Last weekend I asked a question about a movie of your life -you can read about it here. This weekend I have a few more unusual questions. They are meant to be fun and designed to find out how differently we feel about certain topics. Don't take them too seriously.
Q1. You are the Editor of the London Times. You have just learned three extraordinary things:
It is your job to decide what goes on the cover of the newspaper.
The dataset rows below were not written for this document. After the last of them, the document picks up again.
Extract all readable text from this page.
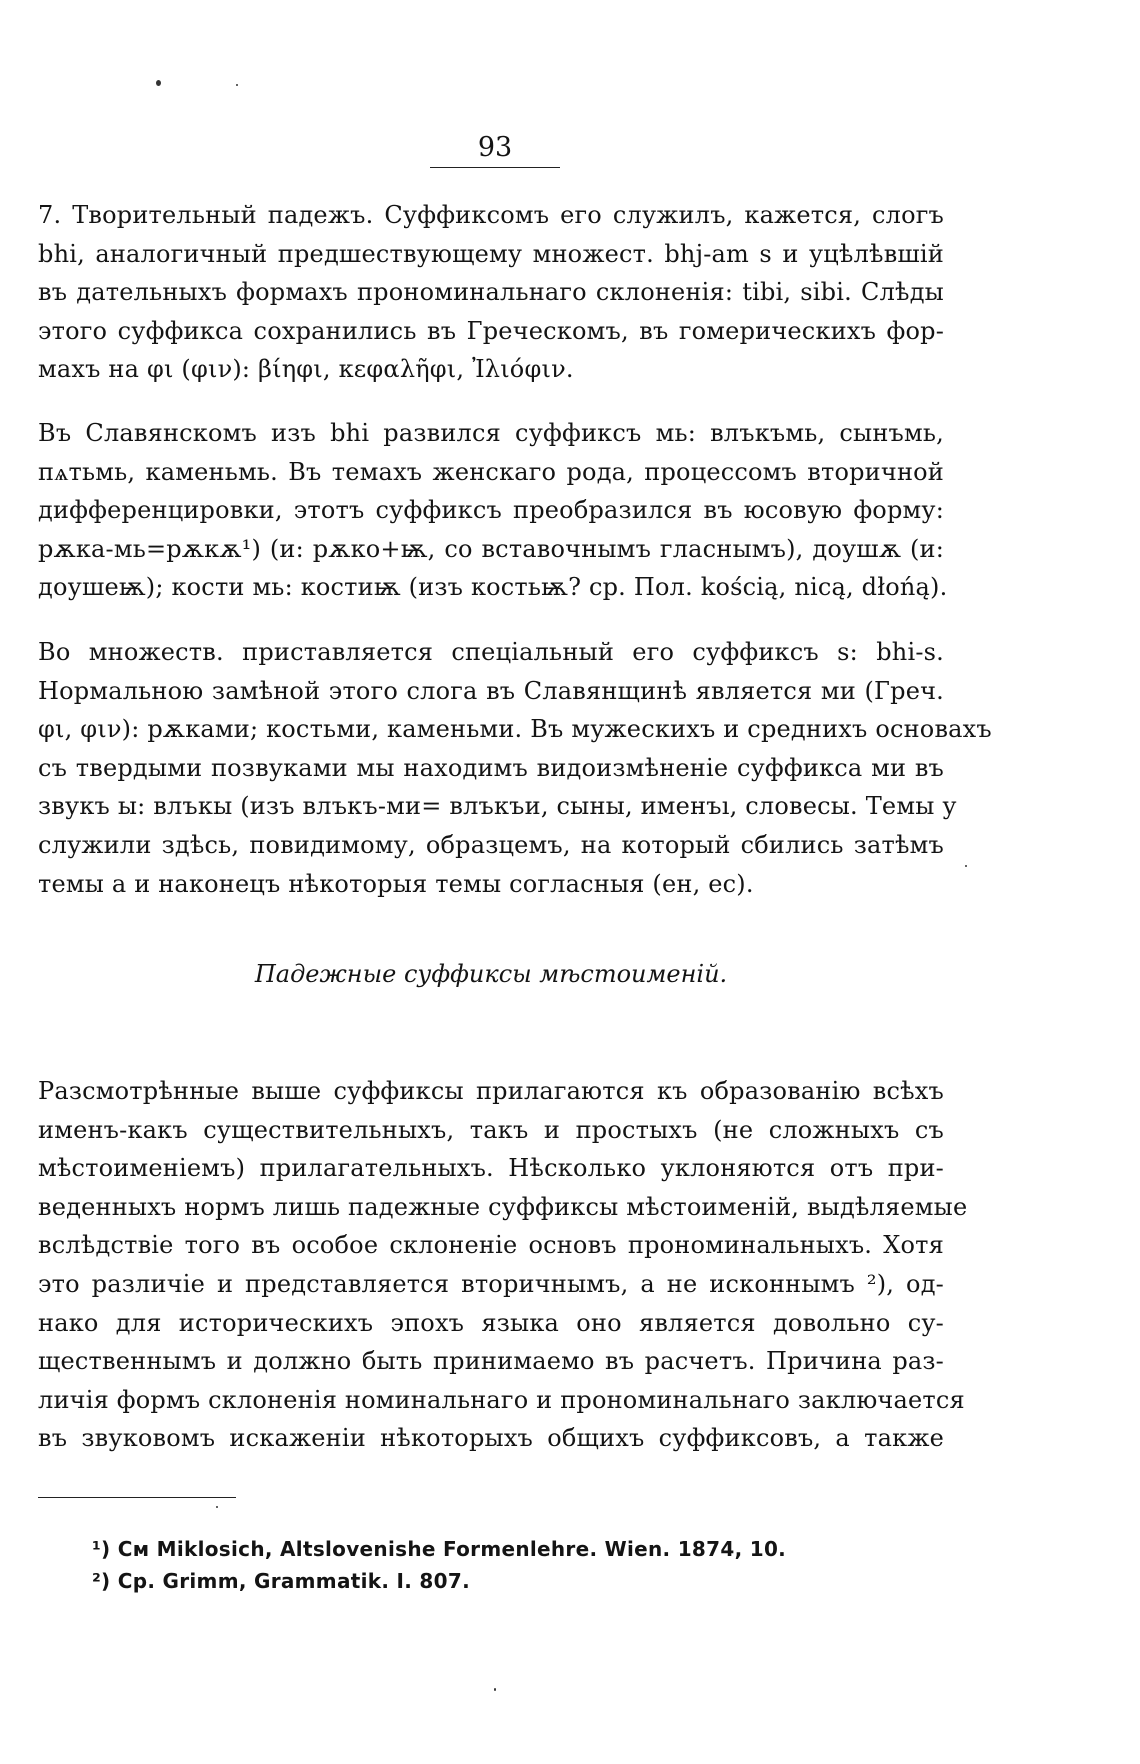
93
7. Творительный падежъ. Суффиксомъ его служилъ, кажется, слогъ
bhi, аналогичный предшествующему множест. bhj-am s и уцѣлѣвшій
въ дательныхъ формахъ прономинальнаго склоненія: tibi, sibi. Слѣды
этого суффикса сохранились въ Греческомъ, въ гомерическихъ фор-
махъ на φι (φιν): βίηφι, κεφαλῆφι, Ἰλιόφιν.
Въ Славянскомъ изъ bhi развился суффиксъ мь: влъкъмь, сынъмь,
пѧтьмь, каменьмь. Въ темахъ женскаго рода, процессомъ вторичной
дифференцировки, этотъ суффиксъ преобразился въ юсовую форму:
рѫка-мь=рѫкѫ¹) (и: рѫко+ѭ, со вставочнымъ гласнымъ), доушѫ (и:
доушеѭ); кости мь: костиѭ (изъ костьѭ? ср. Пол. kością, nicą, dłońą).
Во множеств. приставляется спеціальный его суффиксъ s: bhi-s.
Нормальною замѣной этого слога въ Славянщинѣ является ми (Греч.
φι, φιν): рѫками; костьми, каменьми. Въ мужескихъ и среднихъ основахъ
съ твердыми позвуками мы находимъ видоизмѣненіе суффикса ми въ
звукъ ы: влъкы (изъ влъкъ-ми= влъкъи, сыны, именъı, словесы. Темы у
служили здѣсь, повидимому, образцемъ, на который сбились затѣмъ
темы а и наконецъ нѣкоторыя темы согласныя (ен, ес).
Падежные суффиксы мѣстоименій.
Разсмотрѣнные выше суффиксы прилагаются къ образованію всѣхъ
именъ-какъ существительныхъ, такъ и простыхъ (не сложныхъ съ
мѣстоименіемъ) прилагательныхъ. Нѣсколько уклоняются отъ при-
веденныхъ нормъ лишь падежные суффиксы мѣстоименій, выдѣляемые
вслѣдствіе того въ особое склоненіе основъ прономинальныхъ. Хотя
это различіе и представляется вторичнымъ, а не исконнымъ ²), од-
нако для историческихъ эпохъ языка оно является довольно су-
щественнымъ и должно быть принимаемо въ расчетъ. Причина раз-
личія формъ склоненія номинальнаго и прономинальнаго заключается
въ звуковомъ искаженіи нѣкоторыхъ общихъ суффиксовъ, а также
¹) См Miklosich, Altslovenishe Formenlehre. Wien. 1874, 10.
²) Ср. Grimm, Grammatik. I. 807.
Which story are you going to choose?
- Scottish marine biologists have defied all odds by finally capturing a live Loch Ness Monster in the Scottish Highlands after many years of fruitless searches.
- Forty years to the day that man landed on the Moon, it has finally been proved that the landing was a fake and was filmed in a Hollywood studio, and
- The White House has also just announced that the President has a terminal illness and will undergo an immediate operation.
Q2. At long last, somebody invents the dream VCR. This machine allows you to tape an entire night's worth of your dreams. However, the inventor of the dream VCR will only allow you to use it if you agree to a strange caveat: when you watch your dreams, you must do so with your family and your closest friends in the same room. They get to watch your dreams along with you. And if you don’t agree to this, you can’t use the dream VCR. Would you use the dream VCR?
Q3. You work in an office. Generally, you are popular with your coworkers. However, you have just discovered that there are currently two rumours circulating and both involve you. The first rumour is that you got drunk at the office party and had sex with one of your married coworkers. This rumour is completely true, but most people don’t believe it. The second rumour is that you have been stealing hundreds of dollars worth of office supplies (and then selling them to cover a gambling debt). This rumour is completely false, but virtually everyone assumes it’s factual. Which of these two rumours is most troubling to you?